Senator Bernie Sanders released a proposal Tuesday for a wealth tax designed to raise trillions of dollars while significantly reducing the fortunes of some of America’s richest households.
Saying he wants “to reduce the outrageous level of inequality that exists in America today,” Sanders proposes to establish what he calls a “tax on extreme wealth” — an annual tax on the wealthiest 0.1% in the U.S., or some 180,000 households with a net worth above $32 million.
The money raised by the tax — $4.35 trillion over a decade, according to the proposal — would be used to help pay for new social welfare programs, including Medicare for All, universal childcare and affordable housing.
Here’s how Sanders’ proposed wealth tax would work:
- 1% tax on net worth of more than $32 million for a married couple
- 2% from $50 million to $250 million
- 3% from $250 million to $500 million
- 4% from $500 million to $1 billion
- 5% from $1 billion to $2.5 billion
- 6% from $2.5 billion to $5 billion
- 7% from $5 billion to $10 billion
- 8% on wealth over $10 billion
In keeping with Sanders’ view that the very existence of billionaires is a problem — “I don’t think that billionaires should exist,” Sanders told The New York Times — the tax would hit the wealthiest especially hard. Amazon founder Jeff Bezos, for example, would pay $9 billion in taxes this year under the plan, according to CNBC.
More than just money: The Sanders campaign claims that the tax would reduce the wealth of billionaires by 50% in 15 years, as part of its effort to “reduce wealth inequality in America and stop our democracy from turning into a corrupt oligarchy.” The Wall Street Journal’s Richard Rubin highlighted the effect the tax would have on great wealth: “An 8% or 5% wealth tax doesn't sound big. When the base is net worth, it's a lot. For some, it's equivalent to a tax rate over 100% on income. To advocates, that's a feature, not a bug--a goal here is eroding fortunes.”
New rules and enforcement: In order to address the problem of potential tax evasion, Sanders calls for the creation of a “national wealth registry” as well as additional third-party reporting requirements. Americans who leave the country would face a 40% wealth tax on assets under $1 billion and a 60% tax on assets above that level. And the IRS would receive increased funding to audit 30% of tax returns among the top 1% and 100% of returns for billionaires.
Dueling wealth taxes: Sanders’ proposal goes further than one offered by Elizabeth Warren, whose proposal would impose a 2% tax on households with assets worth more than $50 million and a 3% tax on households with assets worth more than $1 billion, producing an estimated $2.75 trillion over 10 years.
Presidential primary politics: Sanders released his proposal as new polls show Warren surging in Iowa and New Hampshire.
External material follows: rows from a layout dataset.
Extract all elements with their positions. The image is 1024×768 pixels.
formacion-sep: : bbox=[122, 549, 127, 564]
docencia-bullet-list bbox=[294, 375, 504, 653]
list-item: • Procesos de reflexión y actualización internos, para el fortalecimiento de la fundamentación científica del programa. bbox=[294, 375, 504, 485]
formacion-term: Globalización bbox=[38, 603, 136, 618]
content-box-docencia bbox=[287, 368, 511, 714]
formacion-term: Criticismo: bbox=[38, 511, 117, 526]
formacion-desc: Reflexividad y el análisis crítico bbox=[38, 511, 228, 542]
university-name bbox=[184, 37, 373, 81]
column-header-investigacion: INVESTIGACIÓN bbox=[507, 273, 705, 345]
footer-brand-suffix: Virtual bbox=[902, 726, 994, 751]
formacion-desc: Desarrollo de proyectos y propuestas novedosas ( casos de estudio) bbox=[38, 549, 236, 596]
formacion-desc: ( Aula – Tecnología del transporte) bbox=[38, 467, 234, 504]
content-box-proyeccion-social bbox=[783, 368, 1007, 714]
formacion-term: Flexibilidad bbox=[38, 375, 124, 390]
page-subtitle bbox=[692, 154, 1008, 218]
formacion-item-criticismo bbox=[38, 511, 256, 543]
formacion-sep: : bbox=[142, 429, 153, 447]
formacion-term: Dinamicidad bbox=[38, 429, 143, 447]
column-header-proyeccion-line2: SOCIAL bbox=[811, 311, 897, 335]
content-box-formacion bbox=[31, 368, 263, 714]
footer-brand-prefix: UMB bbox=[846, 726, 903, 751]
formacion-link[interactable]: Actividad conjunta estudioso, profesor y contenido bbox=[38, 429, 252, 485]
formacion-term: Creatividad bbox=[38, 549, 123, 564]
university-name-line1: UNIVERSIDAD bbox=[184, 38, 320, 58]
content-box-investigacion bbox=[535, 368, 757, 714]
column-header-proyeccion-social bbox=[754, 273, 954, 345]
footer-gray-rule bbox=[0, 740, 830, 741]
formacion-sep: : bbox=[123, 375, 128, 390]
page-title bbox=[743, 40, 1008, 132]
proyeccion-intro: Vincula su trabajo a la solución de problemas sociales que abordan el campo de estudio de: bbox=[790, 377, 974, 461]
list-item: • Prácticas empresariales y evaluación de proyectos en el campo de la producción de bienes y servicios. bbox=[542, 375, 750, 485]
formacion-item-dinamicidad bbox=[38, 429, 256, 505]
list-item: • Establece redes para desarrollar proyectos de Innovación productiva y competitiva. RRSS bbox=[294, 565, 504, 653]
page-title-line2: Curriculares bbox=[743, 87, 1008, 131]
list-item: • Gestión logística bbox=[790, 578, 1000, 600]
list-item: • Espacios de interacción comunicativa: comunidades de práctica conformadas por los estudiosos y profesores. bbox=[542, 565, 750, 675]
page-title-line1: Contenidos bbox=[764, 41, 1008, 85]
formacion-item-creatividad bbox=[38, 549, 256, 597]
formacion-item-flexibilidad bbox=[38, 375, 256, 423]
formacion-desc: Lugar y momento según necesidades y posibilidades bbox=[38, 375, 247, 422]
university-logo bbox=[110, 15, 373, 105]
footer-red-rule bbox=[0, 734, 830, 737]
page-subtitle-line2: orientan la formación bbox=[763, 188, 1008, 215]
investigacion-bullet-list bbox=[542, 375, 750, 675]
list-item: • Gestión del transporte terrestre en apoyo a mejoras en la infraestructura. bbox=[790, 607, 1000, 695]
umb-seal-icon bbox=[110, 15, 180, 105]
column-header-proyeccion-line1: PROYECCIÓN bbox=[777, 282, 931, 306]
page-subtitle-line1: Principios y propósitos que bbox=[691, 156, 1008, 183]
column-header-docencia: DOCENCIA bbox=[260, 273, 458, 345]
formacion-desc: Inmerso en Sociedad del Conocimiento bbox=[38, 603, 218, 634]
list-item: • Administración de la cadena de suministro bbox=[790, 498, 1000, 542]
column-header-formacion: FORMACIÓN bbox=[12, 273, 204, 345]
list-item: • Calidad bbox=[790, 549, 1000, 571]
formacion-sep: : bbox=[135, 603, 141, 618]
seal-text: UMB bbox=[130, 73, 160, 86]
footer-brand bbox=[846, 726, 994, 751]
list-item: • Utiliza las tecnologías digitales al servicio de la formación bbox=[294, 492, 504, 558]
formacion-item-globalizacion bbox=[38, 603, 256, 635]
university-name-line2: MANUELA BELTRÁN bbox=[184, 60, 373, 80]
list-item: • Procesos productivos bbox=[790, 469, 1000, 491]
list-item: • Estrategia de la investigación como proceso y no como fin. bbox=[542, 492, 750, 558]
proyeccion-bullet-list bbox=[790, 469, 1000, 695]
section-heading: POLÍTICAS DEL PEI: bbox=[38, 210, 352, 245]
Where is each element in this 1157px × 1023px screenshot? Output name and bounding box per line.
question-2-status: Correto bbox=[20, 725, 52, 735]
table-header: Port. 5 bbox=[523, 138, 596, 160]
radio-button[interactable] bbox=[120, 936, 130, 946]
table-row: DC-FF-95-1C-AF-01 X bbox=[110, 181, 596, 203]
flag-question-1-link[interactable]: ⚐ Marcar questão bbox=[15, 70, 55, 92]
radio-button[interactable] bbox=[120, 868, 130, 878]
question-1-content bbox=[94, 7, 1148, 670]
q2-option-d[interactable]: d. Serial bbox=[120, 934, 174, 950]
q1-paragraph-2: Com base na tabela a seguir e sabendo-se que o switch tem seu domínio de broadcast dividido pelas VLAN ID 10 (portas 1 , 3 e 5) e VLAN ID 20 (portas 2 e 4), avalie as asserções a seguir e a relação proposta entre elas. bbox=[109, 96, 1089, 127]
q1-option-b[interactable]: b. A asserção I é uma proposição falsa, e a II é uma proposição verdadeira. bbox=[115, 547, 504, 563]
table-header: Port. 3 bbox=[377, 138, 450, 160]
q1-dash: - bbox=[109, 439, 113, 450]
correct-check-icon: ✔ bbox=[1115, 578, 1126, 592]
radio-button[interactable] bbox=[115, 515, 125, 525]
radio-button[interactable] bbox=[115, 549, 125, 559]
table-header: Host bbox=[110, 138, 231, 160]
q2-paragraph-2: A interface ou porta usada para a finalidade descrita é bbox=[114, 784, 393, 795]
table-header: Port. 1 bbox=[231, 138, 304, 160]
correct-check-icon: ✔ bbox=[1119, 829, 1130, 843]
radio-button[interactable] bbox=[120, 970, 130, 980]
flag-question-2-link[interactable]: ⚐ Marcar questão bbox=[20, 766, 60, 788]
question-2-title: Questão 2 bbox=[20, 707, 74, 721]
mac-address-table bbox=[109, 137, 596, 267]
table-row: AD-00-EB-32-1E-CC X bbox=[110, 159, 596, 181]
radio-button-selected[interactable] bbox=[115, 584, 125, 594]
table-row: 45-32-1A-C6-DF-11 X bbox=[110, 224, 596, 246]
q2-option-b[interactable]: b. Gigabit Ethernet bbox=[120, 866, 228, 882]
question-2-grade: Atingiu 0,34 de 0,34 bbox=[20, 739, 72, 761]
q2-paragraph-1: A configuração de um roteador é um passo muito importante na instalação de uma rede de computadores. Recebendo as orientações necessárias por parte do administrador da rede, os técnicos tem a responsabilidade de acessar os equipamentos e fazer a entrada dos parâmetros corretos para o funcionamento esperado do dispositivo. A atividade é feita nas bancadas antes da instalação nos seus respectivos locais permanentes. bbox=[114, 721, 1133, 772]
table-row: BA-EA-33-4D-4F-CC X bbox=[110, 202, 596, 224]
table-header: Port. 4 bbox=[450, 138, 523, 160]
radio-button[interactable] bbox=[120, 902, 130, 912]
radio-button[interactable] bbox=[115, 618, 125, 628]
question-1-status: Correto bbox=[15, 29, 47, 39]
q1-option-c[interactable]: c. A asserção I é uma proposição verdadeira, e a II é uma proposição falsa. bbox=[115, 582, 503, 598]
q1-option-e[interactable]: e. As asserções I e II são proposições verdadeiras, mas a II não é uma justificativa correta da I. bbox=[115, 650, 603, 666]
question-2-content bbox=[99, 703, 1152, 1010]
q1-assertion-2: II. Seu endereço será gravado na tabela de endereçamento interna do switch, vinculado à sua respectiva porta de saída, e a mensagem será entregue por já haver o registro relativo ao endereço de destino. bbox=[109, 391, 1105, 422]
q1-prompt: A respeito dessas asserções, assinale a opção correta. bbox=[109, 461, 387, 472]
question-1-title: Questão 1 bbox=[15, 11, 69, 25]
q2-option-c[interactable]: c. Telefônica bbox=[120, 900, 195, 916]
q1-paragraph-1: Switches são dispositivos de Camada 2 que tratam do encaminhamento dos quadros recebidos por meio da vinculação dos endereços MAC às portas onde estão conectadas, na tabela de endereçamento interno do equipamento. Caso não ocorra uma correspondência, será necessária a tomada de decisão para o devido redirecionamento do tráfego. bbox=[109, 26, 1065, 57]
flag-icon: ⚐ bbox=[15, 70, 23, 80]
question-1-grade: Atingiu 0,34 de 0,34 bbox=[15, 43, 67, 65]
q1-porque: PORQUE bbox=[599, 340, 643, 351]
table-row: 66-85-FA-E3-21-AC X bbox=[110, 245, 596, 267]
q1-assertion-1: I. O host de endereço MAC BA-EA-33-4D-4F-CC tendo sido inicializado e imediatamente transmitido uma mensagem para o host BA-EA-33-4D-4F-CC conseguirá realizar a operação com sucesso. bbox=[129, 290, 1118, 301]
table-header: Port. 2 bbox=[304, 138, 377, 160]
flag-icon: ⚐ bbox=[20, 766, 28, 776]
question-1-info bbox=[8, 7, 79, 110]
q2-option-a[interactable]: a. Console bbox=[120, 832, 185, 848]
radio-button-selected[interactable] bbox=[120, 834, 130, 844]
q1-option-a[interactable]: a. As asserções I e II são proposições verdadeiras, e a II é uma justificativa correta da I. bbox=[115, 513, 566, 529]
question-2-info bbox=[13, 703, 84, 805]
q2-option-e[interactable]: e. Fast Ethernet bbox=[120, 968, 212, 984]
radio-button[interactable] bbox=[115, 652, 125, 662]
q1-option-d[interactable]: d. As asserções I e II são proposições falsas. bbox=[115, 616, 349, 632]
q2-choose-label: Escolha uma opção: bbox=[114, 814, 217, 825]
Sanders is trying to remind voters that he is still very much in the race, Axios’s Mike Allen suspects — and is trying to show that he has a plan to raise money to pay for the trillions of dollars’ worth of proposals he has made during the campaign.
Plenty of challenges: Tax experts have questioned whether wealth taxes can deliver the kinds of revenues their proponents project, with many arguing that tax avoidance strategies and enforcement issues would sharply reduce the actual amount. (Economist Greg Mankiw recently outlined one such strategy.) And if the tax does succeed, it could create longer-term shortfalls. "A wealth tax of this magnitude would tend to shrink the amount of wealth held by billionaires over time," Kyle Pomerleau, chief economist at the conservative Tax Foundation, told the Associated Press. "So he may be able to make his plans add up in the short run, but it becomes more questionable over time as the wealth tax raises less and less." To Sanders, that again is a feature, not a bug. Even so, there are also serious questions about the legality of a wealth tax, which would almost certainly be challenged on constitutional grounds, were it ever to become law.